**Simple Notebook Using ODW Newspaper data**

With kudos to [jcoliver's](https://github.com/jcoliver) [Collections as Data](repository). This is a slight variation on the [Introduction to text mining notebook](https://github.com/jcoliver/dig-coll-borderlands/blob/main/Text-Mining-Short.ipynb).

In [None]:
# First step is to get all of the necessary python building blocks
import pandas

# for file navigation
import os

# for text data mining
import nltk

# for stopword corpora for a variety of languages
from nltk.corpus import stopwords

# for splitting data into individual words
from nltk.tokenize import RegexpTokenizer

# download the stopwords for several languages
nltk.download('stopwords')

# for drawing the plot
import plotly.express as px

# custom module from U of Arizona
import digcol

You need to run the block above for the one below to work. The notebook will need all of the libraries it imports.
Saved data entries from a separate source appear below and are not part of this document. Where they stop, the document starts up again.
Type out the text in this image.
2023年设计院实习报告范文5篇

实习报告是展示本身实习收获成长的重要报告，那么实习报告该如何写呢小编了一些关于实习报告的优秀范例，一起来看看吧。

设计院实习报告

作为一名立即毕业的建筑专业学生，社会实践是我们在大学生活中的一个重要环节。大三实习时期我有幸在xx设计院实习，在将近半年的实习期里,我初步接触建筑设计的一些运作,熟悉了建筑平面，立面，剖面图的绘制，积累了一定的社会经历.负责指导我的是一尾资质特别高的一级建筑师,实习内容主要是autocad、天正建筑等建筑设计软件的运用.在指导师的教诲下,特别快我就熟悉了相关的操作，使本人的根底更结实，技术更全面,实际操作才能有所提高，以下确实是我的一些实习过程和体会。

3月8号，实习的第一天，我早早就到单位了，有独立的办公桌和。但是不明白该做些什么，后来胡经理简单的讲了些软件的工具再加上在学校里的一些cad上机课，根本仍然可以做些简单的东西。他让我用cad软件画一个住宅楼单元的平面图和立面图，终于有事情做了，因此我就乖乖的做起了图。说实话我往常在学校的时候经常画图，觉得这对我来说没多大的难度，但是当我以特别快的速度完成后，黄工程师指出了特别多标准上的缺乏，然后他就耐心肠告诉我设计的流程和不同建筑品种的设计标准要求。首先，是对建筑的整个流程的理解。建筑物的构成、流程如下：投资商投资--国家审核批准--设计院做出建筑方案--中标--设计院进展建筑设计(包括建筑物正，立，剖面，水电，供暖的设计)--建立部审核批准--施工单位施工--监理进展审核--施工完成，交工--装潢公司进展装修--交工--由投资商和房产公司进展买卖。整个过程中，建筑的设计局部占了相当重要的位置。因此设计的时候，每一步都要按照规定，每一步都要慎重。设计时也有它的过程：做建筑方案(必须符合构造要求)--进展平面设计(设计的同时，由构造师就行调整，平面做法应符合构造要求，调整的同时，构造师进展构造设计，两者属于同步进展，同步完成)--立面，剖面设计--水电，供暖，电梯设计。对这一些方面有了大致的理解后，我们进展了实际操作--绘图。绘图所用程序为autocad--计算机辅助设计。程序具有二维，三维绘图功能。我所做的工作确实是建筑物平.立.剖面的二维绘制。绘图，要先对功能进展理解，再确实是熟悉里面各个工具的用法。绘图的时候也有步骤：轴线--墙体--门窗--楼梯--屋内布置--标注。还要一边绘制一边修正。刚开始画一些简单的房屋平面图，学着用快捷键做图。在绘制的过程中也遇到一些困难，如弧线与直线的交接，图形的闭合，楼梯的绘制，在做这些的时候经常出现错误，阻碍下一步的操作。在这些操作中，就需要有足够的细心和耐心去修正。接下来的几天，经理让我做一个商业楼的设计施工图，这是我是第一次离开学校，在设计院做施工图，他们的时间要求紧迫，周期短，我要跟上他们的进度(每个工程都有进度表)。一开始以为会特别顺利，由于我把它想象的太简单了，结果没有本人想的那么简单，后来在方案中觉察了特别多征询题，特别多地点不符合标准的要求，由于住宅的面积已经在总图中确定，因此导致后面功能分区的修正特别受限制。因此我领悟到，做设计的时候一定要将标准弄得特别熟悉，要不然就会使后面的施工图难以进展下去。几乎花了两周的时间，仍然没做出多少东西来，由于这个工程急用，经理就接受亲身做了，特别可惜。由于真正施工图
The next block is where the newspaper is specfied.

In [None]:
newspaper = 'echo' #code for the Amherstburg Echo
language = 'english' #needs to match stopwords from jovyan
topic_words = ['influenza'] #simple catch-all for demo

The data can now be accessed in the notebook.

In [None]:
# only one data path at this point
volume_path = 'data_samples'

sample_issues = os.listdir(newspaper)
sample_issues.sort()

dates = []
for issue in sample_issues:
    dates.append(issue[0:10])

# Add those dates to a data frame
results_table = pandas.DataFrame(dates, columns = ['Date'])

# Set all frequencies to zero
results_table['Frequency'] = 0.0

# Cycle over all issues and do relative frequency calculations
for issue in sample_issues:
    issue_text = digcol.CleanText(filename = newspaper + '/' + issue, language = language)
    issue_text = issue_text.clean_list
    
    # Create a table with words
    word_table = pandas.Series(issue_text)

    # Calculate relative frequencies of all words in the issue
    word_freqs = word_table.value_counts(normalize = True)
    
    # Pull out only values that match words of interest
    my_freqs = word_freqs.filter(topic_words)
    
    # Get the total frequency for words of interest
    total_my_freq = my_freqs.sum()
    
    # Format the date from the name of the file so we know where to put
    # the data in our table
    issue_date = str(issue[0:10])
    
    # Add the date & relative frequency to our data table
    results_table.loc[results_table['Date'] == issue_date, 'Frequency'] = total_my_freq
    
# Analyses are all done, plot the figure
my_figure = px.line(results_table, x = 'Date', y = 'Frequency')
my_figure.show()